4. Creative Destruction

The capitalist spirit plays itself out in a drama of the creation and destruction of the world. While we are in the habit of thinking that this process is all about the creation of objects capable of a higher order of satisfaction, it is actually a process not of gaining but of losing. In this process, the losers are the most important actors. We can understand the capitalist process, then, as a loser’s game. While the game is meant to enable us to reconceive ourselves in a shape that provides definitive evidence of our intrinsic value, its effect is the opposite: to reinforce doubt about the self. Capitalism is not about self-interest but self-doubt.

5. Political Consequences

There is a tension between the spirit of capitalism and regulating what individuals can do with their wealth. Further, so far as regulation is meant to lessen the impact of losing on life chances, it reduces or eliminates the experience of loss that is so much a part of the purpose of the capitalist process.
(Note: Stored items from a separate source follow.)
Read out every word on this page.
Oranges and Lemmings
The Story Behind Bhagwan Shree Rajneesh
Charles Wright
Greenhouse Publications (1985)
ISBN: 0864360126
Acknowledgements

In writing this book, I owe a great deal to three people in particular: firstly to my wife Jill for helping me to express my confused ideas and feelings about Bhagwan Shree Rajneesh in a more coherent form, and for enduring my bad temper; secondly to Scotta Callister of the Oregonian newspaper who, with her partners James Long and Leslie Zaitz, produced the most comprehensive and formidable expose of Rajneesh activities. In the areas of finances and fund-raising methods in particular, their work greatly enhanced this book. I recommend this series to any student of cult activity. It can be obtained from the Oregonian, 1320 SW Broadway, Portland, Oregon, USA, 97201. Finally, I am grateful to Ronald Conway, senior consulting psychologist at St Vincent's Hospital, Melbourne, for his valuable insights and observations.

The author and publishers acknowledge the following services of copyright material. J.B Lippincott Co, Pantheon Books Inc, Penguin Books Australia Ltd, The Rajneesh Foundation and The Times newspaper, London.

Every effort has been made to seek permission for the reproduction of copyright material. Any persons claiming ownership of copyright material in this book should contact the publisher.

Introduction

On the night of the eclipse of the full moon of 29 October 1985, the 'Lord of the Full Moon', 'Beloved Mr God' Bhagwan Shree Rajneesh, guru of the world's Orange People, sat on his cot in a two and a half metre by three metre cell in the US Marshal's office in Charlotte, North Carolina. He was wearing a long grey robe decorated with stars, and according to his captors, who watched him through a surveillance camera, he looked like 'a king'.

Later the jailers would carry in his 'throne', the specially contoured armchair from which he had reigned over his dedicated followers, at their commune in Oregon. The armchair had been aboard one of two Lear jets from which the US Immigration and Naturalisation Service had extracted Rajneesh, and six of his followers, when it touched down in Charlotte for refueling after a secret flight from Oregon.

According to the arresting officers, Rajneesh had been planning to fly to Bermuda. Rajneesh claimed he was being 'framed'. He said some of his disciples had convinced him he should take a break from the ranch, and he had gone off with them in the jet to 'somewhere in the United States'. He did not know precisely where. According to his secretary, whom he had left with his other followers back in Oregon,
Finally, intolerance of regulation and authority results when we substitute fantasy for reason (our connection to external reality) as the basis for conduct and relating, a substitution implied in the disease of the infinite. Among the factors promoting this substitution, two are of special importance: the connection between self-interest and greed, and the dominance of fixed ideas rooted not in interests, but in myth and fantasy, a factor also linked to greed.

Conclusion

For freedom or creativity in living, it is not sufficient to have the means of production capable of producing and reproducing the things needed to sustain an already well-defined way of life; it is necessary to have the potential to live a life not yet determined. In other words, there must be a source of revenue capable of supporting varied and changing ways of life. Capital is this source when it is owned not as an end in itself, but as the potential to become something yet to be determined. When this is the case, capital is not desire’s object, but the way we secure that object, and the presence of capital does not imply dominance of greed.